Enfin, si vous avez un pota­ger, sachez que les amphibiens y occupent un rôle im­portant. «Comme les abeilles, ils sont de véritables auxiliaires du jardin. Ils mangent notam­ment des limaçons et différents insectes qui peuvent endomma­ger les plantations. » Attention toutefois aux chats. Ceux-ci prennent un malin plaisir à «jouer » avec crapauds et autres salamandres…

Mais aussi...

Quelles espèces ? Dans notre région, on retrouve notamment la grenouille rousse, le crapaud commun, le triton alpestre, au ventre orange, et le triton ponctué. «Ce dernier est beaucoup plus rare, assure Alain Gouverneur. Je l’ai par exemple déja aperçu aux abords du plan d’eau, installé au sein du potager de Saint-Germain, tenu par le CPAS de Pepinster. Et j’en ai un de chaque sorte qui vit dans mon jardin depuis plusieurs années.» le triton crêté a quant à lui presque disparu. «Toutefois, il semble que l’on en voit encore en Eiffel.»

D’autres nuisibles Il n’y a pas que la pollution et les pesticides qui affectent les batraciens. «Un champignon aquatique originaire d’Asie s’est propagé chez nous. Celui-ci est un véritable parasite des amphibiens.» Il est d’ailleurs tenu responsable du déclin des populations en Europe depuis 2009.

Les chiffres Alain Gouverneur l’affirme, 30 % des espèces d’amphibiens sont actuellement en voie de d’extinction. «D’après l’Union internationale pour la conservation de la nature, 160 espèces sur 6000 recensées ont d’ores et déja disparu».

Il transforme un aquarium en tableau

En plus de s’occuper des poissons et amphibiens des jardins, Alain Gou­verneur prend également des plus traditionnels aqua­riums. Il pratique en effet l’aquascaping, un hobby en­core assez méconnu. «En gros, cela veut dire que je recrée un décor aquatique à l’intérieur d’un aquarium, avec des plan­tes adaptées ainsi que des ro­ches et du sable, afin de donner une impression de tableau », précise celui-ci. Tout en veillant aussi à coller au maximum au biotope natu­rel des espèces. « On recrée en quelque sorte le milieu qu’ils occupaient à l’origine.»
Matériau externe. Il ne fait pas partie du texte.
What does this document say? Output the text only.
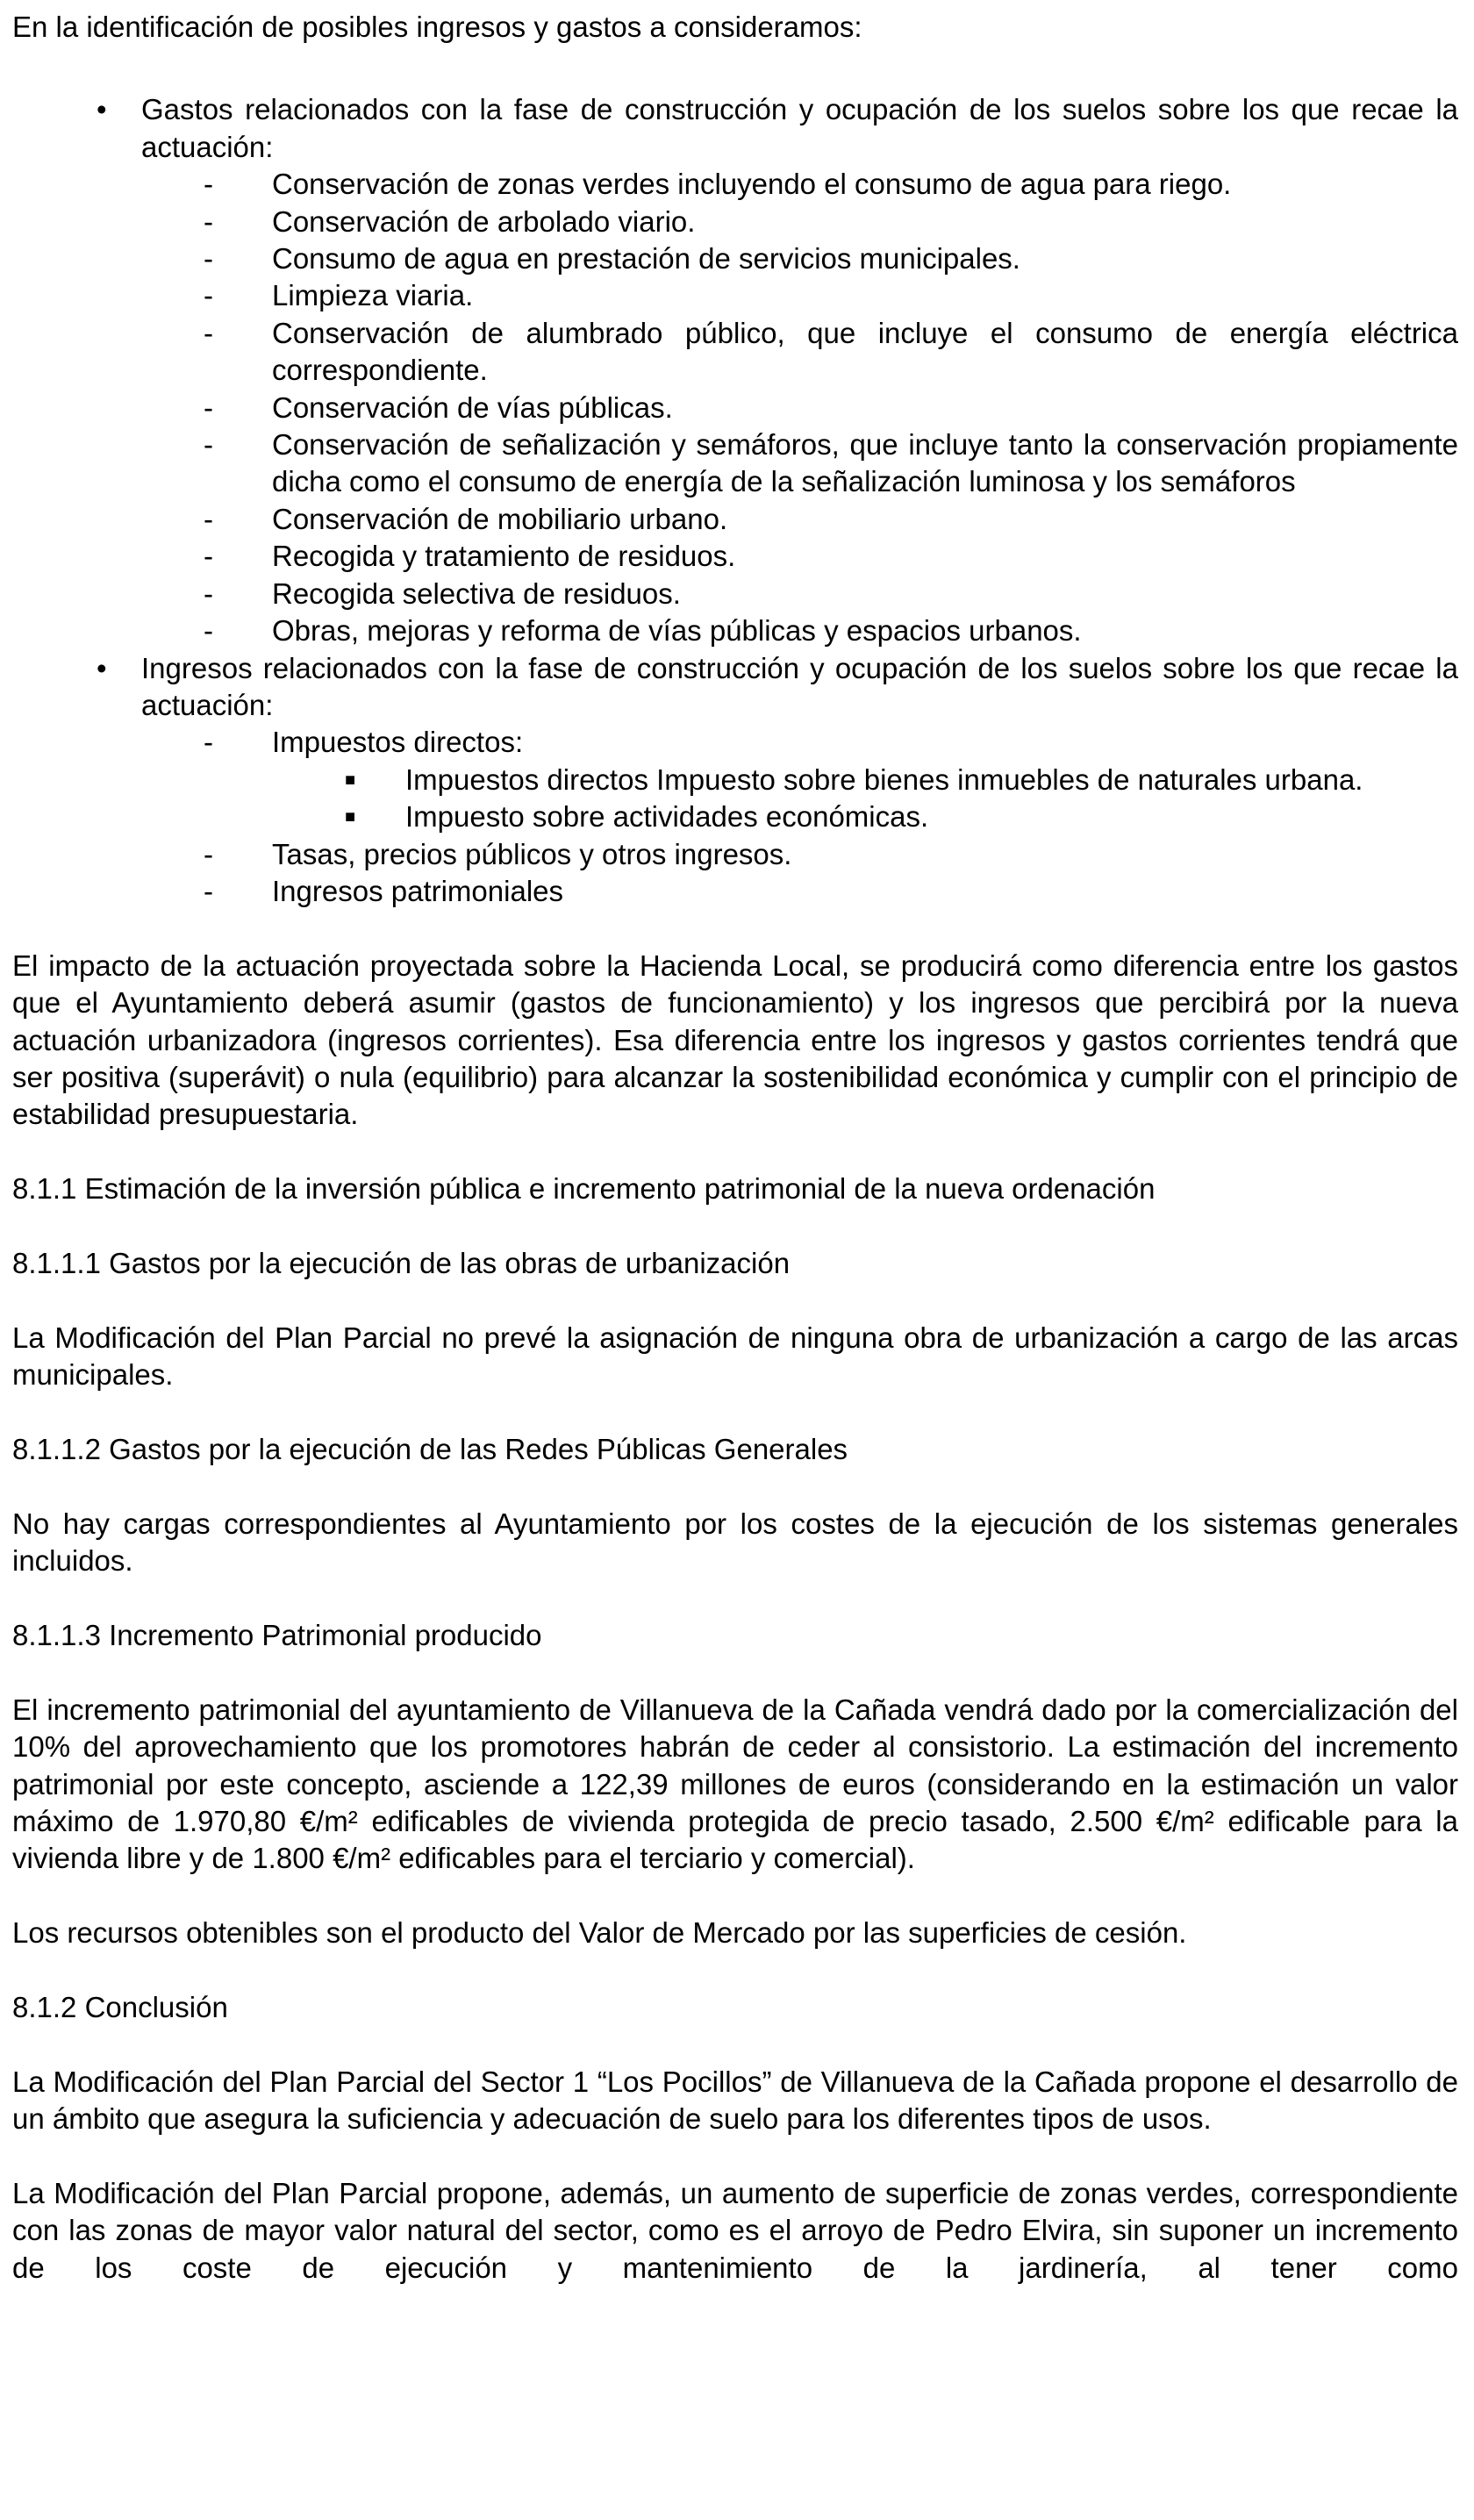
En la identificación de posibles ingresos y gastos a consideramos:

• Gastos relacionados con la fase de construcción y ocupación de los suelos sobre los que recae la actuación:
- Conservación de zonas verdes incluyendo el consumo de agua para riego.
- Conservación de arbolado viario.
- Consumo de agua en prestación de servicios municipales.
- Limpieza viaria.
- Conservación de alumbrado público, que incluye el consumo de energía eléctrica correspondiente.
- Conservación de vías públicas.
- Conservación de señalización y semáforos, que incluye tanto la conservación propiamente dicha como el consumo de energía de la señalización luminosa y los semáforos
- Conservación de mobiliario urbano.
- Recogida y tratamiento de residuos.
- Recogida selectiva de residuos.
- Obras, mejoras y reforma de vías públicas y espacios urbanos.
• Ingresos relacionados con la fase de construcción y ocupación de los suelos sobre los que recae la actuación:
- Impuestos directos:
■ Impuestos directos Impuesto sobre bienes inmuebles de naturales urbana.
■ Impuesto sobre actividades económicas.
- Tasas, precios públicos y otros ingresos.
- Ingresos patrimoniales

El impacto de la actuación proyectada sobre la Hacienda Local, se producirá como diferencia entre los gastos que el Ayuntamiento deberá asumir (gastos de funcionamiento) y los ingresos que percibirá por la nueva actuación urbanizadora (ingresos corrientes). Esa diferencia entre los ingresos y gastos corrientes tendrá que ser positiva (superávit) o nula (equilibrio) para alcanzar la sostenibilidad económica y cumplir con el principio de estabilidad presupuestaria.

8.1.1 Estimación de la inversión pública e incremento patrimonial de la nueva ordenación

8.1.1.1 Gastos por la ejecución de las obras de urbanización

La Modificación del Plan Parcial no prevé la asignación de ninguna obra de urbanización a cargo de las arcas municipales.

8.1.1.2 Gastos por la ejecución de las Redes Públicas Generales

No hay cargas correspondientes al Ayuntamiento por los costes de la ejecución de los sistemas generales incluidos.

8.1.1.3 Incremento Patrimonial producido

El incremento patrimonial del ayuntamiento de Villanueva de la Cañada vendrá dado por la comercialización del 10% del aprovechamiento que los promotores habrán de ceder al consistorio. La estimación del incremento patrimonial por este concepto, asciende a 122,39 millones de euros (considerando en la estimación un valor máximo de 1.970,80 €/m² edificables de vivienda protegida de precio tasado, 2.500 €/m² edificable para la vivienda libre y de 1.800 €/m² edificables para el terciario y comercial).

Los recursos obtenibles son el producto del Valor de Mercado por las superficies de cesión.

8.1.2 Conclusión

La Modificación del Plan Parcial del Sector 1 “Los Pocillos” de Villanueva de la Cañada propone el desarrollo de un ámbito que asegura la suficiencia y adecuación de suelo para los diferentes tipos de usos.

La Modificación del Plan Parcial propone, además, un aumento de superficie de zonas verdes, correspondiente con las zonas de mayor valor natural del sector, como es el arroyo de Pedro Elvira, sin suponer un incremento de los coste de ejecución y mantenimiento de la jardinería, al tener como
Et cela donne parfois des paysages impressionnants, dignes de récifs tropicaux ou de petites jungles. « On s’adapte évidemment en fonc­tion de s’il s’agit des poissons d’eau chaude ou d’eau froide». Un service, très esthétique, qu’il propose également aux particuliers qui souhaitent redessiner complètement leur aquarium. «Sur base d’un forfait, je peux notamment procéder à une création sur-me­sure en fonction du matériel que possède la personne mais aussi à l’entretien des différents élé­ments. » De quoi apporter une touche apaisante et na­turelle à son intérieur.